Abstract

Background: Stereotactic body radiotherapy (SBRT) versus surgery for operable early-stage non-small-cell lung cancer (ES-NSCLC) remains highly debated. Herein, we utilized spatial proteomics to identify whether any molecular biomarker(s) associate with the efficacy of either modality, in efforts to optimize treatment selection between surgery or SBRT for this population. Methods: We evaluated biopsy tissue samples from 44 ES-NSCLC patients treated with first-line SBRT (cohort 1) by GeoMx Digital Spatial Profiling (DSP) with a panel of 70 proteins in five spatial molecular compartments: tumor (panCK+), leukocyte (CD45+), lymphocyte (CD3+), macrophage (CD68+), and stroma (α-SMA+). To validate the findings in cohort 1, biopsy samples from 52 ES-NSCLC patients who received SBRT (cohort 2) and 62 ES-NSCLC patients who underwent surgery (cohort 3) were collected and analyzed by multiplex immunofluorescence (mIF). Results: In cohort 1, higher CD44 expression in the lymphocyte compartment was associated with poorer recurrence-free survival (RFS) (DSP: P<0.001; mIF: P<0.001) and higher recurrence rate (DSP: P=0.001; mIF: P=0.004). mIF data from cohort 2 validated these findings (P<0.05 for all).
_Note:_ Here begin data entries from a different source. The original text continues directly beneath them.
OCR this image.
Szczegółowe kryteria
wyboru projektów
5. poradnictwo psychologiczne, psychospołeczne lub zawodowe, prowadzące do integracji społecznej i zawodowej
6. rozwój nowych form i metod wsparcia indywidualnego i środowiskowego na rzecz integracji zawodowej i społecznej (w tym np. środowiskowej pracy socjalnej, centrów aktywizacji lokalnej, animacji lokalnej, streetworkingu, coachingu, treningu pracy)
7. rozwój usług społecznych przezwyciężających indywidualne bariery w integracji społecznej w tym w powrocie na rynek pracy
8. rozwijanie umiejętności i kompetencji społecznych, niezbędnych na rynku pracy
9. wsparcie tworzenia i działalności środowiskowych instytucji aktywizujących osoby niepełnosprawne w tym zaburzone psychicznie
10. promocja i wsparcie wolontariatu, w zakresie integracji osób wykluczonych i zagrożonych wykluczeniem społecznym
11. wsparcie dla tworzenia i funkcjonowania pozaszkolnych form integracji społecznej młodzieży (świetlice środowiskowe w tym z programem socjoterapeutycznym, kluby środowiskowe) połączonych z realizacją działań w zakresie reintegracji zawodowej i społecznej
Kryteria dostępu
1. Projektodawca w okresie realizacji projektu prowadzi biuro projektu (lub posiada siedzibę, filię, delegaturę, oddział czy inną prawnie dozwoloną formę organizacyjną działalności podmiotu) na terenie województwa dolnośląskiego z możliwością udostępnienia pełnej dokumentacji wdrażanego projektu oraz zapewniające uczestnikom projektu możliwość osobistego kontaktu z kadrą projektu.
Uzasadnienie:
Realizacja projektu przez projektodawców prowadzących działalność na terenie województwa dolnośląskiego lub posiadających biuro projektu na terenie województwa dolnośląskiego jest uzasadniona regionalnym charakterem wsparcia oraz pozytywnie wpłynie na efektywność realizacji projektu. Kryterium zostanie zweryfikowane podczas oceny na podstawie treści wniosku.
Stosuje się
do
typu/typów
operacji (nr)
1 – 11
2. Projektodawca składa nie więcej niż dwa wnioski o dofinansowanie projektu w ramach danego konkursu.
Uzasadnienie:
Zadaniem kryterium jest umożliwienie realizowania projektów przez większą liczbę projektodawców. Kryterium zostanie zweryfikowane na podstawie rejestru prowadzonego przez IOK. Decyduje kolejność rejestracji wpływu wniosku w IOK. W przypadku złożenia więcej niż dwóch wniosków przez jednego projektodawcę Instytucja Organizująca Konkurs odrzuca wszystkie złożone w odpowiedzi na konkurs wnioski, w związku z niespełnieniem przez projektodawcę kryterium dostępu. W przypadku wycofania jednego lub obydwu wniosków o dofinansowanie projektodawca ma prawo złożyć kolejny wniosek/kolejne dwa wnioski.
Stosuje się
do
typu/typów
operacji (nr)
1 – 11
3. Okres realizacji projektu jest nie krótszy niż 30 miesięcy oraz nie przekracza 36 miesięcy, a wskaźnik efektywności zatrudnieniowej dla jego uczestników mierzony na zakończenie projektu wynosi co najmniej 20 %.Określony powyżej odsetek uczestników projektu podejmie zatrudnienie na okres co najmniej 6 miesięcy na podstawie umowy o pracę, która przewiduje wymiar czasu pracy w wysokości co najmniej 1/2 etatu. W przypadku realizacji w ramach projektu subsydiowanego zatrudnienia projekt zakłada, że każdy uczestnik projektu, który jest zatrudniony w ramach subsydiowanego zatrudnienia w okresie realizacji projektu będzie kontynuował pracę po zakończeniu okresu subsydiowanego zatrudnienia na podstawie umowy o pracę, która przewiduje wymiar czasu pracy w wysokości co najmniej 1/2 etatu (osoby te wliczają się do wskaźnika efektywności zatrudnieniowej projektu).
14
From cohort 3, higher lymphocyte CD44 predicted higher RFS after surgery (P=0.003). Inter-modality comparisons demonstrated that SBRT was associated with significantly higher RFS over surgery in CD44-low patients (P<0.001), but surgery was superior to SBRT in CD44-high cases (P=0.016). Conclusions: Lymphocyte CD44 may not only be a predictor of SBRT efficacy in this population, but also an important biomarker (pending validation by large prospective data) that could better sharpen selection for SBRT vs. surgery in ES-NSCLC.